Curador da Bienal de São Paulo defende processo horizontal na escolha das obras
[resumo] Curador da 33ª Bienal de São Paulo, com o título ‘Afinidades Afetivas’, defende horizontalização do processo de escolha das obras
Quando a Bienal de São Paulo foi fundada, em 1951, como a segunda bienal internacional depois de Veneza (1895), sua missão era clara: colocar a arte brasileira “em vivo contato” com a produção internacional.
Isso era coerente com a estrutura modernizante e progressista da elite cultural brasileira da época, cuja ambição era combinada com notável “savoir faire” e uma força financeira que colocaram o Brasil no mapa da arte internacional quase imediatamente, enquanto injetava energia nova na cena de arte local.
As primeiras bienais foram organizadas com uma lógica enciclopédica. Como em Veneza, os países eram convidados a enviar seus “melhores” artistas. Mas, diferentemente de Veneza, a Bienal em si organizaria grandes exposições dos maiores artistas da época, incluindo Picasso, Calder, Klee e outros, além de dar visibilidade a uma nova geração de artistas brasileiros, como Abraham Palatnik, Geraldo de Barros ou Lygia Pape. Além dessas exposições, havia também mostras de arquitetura, design gráfico, joalheria, a chamada arte primitiva e até arte das missões jesuíticas do Paraguai.

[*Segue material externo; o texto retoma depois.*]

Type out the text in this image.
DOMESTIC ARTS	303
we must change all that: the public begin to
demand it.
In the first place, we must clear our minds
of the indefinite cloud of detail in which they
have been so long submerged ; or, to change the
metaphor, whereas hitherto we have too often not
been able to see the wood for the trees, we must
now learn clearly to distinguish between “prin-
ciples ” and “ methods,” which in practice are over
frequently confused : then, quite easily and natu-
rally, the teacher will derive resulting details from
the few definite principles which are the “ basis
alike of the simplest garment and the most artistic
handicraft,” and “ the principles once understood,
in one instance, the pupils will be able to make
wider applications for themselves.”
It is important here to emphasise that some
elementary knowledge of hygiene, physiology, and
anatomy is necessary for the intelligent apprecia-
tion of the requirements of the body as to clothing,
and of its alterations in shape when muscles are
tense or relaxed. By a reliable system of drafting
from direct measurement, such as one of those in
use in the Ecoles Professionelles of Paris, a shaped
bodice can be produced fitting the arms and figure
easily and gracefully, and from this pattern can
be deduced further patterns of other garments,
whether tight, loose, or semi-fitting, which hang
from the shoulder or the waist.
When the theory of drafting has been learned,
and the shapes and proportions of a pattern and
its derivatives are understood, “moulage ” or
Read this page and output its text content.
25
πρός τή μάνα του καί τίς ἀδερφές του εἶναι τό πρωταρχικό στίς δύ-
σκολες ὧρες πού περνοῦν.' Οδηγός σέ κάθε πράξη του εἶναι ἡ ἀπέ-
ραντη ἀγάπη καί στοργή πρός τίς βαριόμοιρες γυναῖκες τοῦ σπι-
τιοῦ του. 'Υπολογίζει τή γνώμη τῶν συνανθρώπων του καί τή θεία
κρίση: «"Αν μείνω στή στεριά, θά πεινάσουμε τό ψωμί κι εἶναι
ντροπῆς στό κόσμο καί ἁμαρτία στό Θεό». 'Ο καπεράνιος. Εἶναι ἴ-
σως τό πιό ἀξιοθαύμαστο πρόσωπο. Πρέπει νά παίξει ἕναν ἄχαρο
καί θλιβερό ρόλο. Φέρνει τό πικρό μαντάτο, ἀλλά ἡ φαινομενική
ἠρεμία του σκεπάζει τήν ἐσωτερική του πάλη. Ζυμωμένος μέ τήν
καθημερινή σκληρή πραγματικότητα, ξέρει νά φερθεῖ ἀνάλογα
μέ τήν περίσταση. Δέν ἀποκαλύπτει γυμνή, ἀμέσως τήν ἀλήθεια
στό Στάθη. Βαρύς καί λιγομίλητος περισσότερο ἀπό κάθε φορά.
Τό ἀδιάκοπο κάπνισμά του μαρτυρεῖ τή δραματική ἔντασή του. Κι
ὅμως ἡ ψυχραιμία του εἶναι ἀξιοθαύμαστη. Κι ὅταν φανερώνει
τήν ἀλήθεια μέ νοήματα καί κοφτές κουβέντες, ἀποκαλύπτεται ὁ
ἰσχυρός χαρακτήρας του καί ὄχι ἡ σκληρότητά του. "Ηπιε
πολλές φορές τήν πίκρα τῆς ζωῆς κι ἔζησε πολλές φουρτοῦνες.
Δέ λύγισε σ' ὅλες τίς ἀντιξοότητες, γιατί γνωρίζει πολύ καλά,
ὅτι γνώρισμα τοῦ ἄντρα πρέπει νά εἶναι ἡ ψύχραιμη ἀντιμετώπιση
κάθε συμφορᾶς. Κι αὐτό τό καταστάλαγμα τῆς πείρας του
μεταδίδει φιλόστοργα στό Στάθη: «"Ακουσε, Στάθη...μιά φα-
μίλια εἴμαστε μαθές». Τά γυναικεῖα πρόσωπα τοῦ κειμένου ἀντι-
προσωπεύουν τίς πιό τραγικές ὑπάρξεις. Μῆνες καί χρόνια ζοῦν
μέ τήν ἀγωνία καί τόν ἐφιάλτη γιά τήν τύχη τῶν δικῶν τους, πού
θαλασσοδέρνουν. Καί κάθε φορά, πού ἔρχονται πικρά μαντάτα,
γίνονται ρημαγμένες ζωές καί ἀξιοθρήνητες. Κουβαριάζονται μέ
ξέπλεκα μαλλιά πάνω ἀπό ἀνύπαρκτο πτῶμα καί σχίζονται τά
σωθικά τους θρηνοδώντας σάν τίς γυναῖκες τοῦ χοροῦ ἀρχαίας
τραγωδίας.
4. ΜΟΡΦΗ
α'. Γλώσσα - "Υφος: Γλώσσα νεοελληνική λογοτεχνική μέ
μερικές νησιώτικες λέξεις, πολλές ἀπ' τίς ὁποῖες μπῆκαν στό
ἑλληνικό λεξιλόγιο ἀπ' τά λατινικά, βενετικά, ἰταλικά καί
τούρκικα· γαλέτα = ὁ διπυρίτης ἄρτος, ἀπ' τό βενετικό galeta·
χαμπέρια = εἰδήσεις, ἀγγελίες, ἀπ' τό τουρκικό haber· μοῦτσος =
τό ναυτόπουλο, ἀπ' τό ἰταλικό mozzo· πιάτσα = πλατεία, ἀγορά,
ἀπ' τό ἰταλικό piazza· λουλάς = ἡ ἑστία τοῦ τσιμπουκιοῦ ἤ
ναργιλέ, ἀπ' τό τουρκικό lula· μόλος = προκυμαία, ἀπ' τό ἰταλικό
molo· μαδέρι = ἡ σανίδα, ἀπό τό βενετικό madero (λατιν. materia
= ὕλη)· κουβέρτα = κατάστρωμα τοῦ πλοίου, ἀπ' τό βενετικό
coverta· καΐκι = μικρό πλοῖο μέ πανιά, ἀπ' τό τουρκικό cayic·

Alinhada com transformações mais amplas no mundo da arte, a Bienal começou a questionar esse modelo nos anos 1980, momento em que a figura do curador emergia como novo agente organizador em eventos desse tipo. Esperava-se então que as bienais propusessem algo intencional e que organizassem seus conteúdos segundo essa ideia. A partir desse momento, a bienal-tese vira o modelo operacional inquestionado das bienais, tanto em São Paulo quanto no resto do mundo.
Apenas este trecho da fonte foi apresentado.